Divergence linked to self-intersection, not cusps.

Renormalization involves mixing with Polyakov loop correlators.

Resummation of leading logarithms improves theoretical predictions.

Abstract

In finite-temperature field theory, the cyclic Wilson loop is defined as a rectangular Wilson loop spanning the whole compactified time direction. In a generic non-abelian gauge theory, we calculate the perturbative expansion of the cyclic Wilson loop up to order g^4. At this order and after charge renormalization, the cyclic Wilson loop is known to be ultraviolet divergent.

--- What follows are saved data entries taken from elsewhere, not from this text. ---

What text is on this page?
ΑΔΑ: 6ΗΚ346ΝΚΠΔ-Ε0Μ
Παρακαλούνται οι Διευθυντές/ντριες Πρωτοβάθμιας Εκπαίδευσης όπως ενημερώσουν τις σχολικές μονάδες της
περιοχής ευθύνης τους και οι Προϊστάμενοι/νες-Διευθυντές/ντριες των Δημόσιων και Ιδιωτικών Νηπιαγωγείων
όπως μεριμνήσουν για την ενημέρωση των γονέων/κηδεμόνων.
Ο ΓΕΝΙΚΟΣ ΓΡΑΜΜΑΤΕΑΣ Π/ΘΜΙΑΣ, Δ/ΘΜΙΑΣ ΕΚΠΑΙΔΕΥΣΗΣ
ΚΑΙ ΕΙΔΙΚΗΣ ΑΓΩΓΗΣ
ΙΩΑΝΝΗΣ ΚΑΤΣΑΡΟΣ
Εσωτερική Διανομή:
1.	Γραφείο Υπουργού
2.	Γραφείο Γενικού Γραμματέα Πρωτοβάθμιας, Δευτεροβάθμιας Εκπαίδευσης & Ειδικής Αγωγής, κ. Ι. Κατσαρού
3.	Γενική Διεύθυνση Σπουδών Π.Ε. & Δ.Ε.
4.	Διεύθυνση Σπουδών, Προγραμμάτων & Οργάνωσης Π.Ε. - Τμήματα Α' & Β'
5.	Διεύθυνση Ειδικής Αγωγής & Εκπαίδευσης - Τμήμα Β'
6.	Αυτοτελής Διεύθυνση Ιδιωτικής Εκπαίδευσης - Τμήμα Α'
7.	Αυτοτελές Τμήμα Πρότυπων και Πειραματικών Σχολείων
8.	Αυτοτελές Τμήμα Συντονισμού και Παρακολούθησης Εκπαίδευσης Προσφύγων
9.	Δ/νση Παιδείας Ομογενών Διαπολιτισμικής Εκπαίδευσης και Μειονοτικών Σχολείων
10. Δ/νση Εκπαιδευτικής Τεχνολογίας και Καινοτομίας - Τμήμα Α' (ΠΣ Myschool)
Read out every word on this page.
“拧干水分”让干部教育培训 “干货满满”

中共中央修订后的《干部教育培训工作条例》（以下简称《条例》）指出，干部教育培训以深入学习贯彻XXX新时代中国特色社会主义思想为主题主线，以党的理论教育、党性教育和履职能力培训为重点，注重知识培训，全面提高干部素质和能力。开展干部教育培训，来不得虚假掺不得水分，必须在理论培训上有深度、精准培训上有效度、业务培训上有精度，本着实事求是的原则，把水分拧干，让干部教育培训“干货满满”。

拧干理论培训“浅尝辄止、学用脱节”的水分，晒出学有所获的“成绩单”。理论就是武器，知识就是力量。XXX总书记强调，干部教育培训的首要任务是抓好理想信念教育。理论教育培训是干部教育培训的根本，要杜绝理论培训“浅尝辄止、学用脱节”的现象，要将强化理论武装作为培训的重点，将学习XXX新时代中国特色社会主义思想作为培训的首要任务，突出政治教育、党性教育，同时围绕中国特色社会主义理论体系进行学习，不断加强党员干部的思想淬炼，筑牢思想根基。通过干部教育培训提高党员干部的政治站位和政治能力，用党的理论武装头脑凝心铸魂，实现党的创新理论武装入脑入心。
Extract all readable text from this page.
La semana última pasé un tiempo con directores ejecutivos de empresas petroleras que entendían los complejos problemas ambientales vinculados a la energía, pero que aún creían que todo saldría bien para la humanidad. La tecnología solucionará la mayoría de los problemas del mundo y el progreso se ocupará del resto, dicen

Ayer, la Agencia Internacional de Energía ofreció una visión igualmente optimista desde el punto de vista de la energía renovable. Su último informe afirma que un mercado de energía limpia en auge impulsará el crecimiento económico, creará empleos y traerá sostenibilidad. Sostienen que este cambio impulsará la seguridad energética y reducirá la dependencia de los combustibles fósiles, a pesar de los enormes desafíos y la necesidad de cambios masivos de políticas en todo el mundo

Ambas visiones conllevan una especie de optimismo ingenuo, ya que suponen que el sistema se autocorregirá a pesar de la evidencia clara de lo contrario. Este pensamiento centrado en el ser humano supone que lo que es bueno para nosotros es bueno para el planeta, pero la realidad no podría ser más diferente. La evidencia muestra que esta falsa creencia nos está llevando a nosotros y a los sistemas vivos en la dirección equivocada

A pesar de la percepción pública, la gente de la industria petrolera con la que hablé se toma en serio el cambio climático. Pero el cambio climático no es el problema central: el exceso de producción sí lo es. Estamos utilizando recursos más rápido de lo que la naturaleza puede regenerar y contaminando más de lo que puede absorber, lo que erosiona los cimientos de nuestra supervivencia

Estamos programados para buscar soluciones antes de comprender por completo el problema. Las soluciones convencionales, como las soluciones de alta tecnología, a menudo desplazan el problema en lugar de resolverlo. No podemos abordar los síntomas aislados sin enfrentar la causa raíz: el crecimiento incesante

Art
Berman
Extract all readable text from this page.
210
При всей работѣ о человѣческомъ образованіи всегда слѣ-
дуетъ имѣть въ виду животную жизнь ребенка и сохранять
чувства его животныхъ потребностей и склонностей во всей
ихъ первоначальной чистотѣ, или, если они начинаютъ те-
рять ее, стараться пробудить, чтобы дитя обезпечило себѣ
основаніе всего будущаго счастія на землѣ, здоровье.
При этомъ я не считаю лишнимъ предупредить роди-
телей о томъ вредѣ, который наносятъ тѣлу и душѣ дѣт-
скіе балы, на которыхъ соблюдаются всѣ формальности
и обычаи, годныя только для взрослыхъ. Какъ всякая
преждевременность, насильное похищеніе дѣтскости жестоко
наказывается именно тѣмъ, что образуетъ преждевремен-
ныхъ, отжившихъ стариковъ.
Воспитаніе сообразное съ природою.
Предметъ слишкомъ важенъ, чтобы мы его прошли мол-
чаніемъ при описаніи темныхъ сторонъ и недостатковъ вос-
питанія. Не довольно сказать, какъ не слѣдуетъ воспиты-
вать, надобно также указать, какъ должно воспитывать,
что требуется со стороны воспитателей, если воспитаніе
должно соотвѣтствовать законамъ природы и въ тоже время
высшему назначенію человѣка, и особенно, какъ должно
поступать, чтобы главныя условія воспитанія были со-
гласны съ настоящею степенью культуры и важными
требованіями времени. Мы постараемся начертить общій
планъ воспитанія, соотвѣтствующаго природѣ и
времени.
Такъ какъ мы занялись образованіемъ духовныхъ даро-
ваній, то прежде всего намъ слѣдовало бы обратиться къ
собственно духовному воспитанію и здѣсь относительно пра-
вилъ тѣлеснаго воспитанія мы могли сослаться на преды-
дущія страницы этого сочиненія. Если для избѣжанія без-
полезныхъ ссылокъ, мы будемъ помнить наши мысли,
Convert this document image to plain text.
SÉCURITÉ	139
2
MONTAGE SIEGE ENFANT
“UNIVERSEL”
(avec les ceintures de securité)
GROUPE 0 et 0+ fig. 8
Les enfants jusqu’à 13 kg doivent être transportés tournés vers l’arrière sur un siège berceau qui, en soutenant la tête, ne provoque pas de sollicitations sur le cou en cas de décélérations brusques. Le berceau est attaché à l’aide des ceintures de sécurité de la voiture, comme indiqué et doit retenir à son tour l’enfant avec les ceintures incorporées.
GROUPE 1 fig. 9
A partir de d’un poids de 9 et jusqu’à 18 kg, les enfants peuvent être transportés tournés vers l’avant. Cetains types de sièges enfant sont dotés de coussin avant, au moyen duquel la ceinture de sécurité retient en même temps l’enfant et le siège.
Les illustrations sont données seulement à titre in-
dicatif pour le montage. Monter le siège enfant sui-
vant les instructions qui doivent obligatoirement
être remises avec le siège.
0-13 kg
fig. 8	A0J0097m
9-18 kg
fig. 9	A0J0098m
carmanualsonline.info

We show that the divergence is not associated with cusps in the contour but is instead due to the contour intersecting itself because of the periodic boundary conditions. One consequence of this is that the cyclic Wilson loop mixes under renormalization with the correlator of two Polyakov loops. The resulting renormalization equation is tested up to order g^6 and used to resum the leading logarithms associated with the intersection divergence. Implications for lattice studies of this operator, which may be relevant for the phenomenology of quarkonium at finite temperature, are discussed.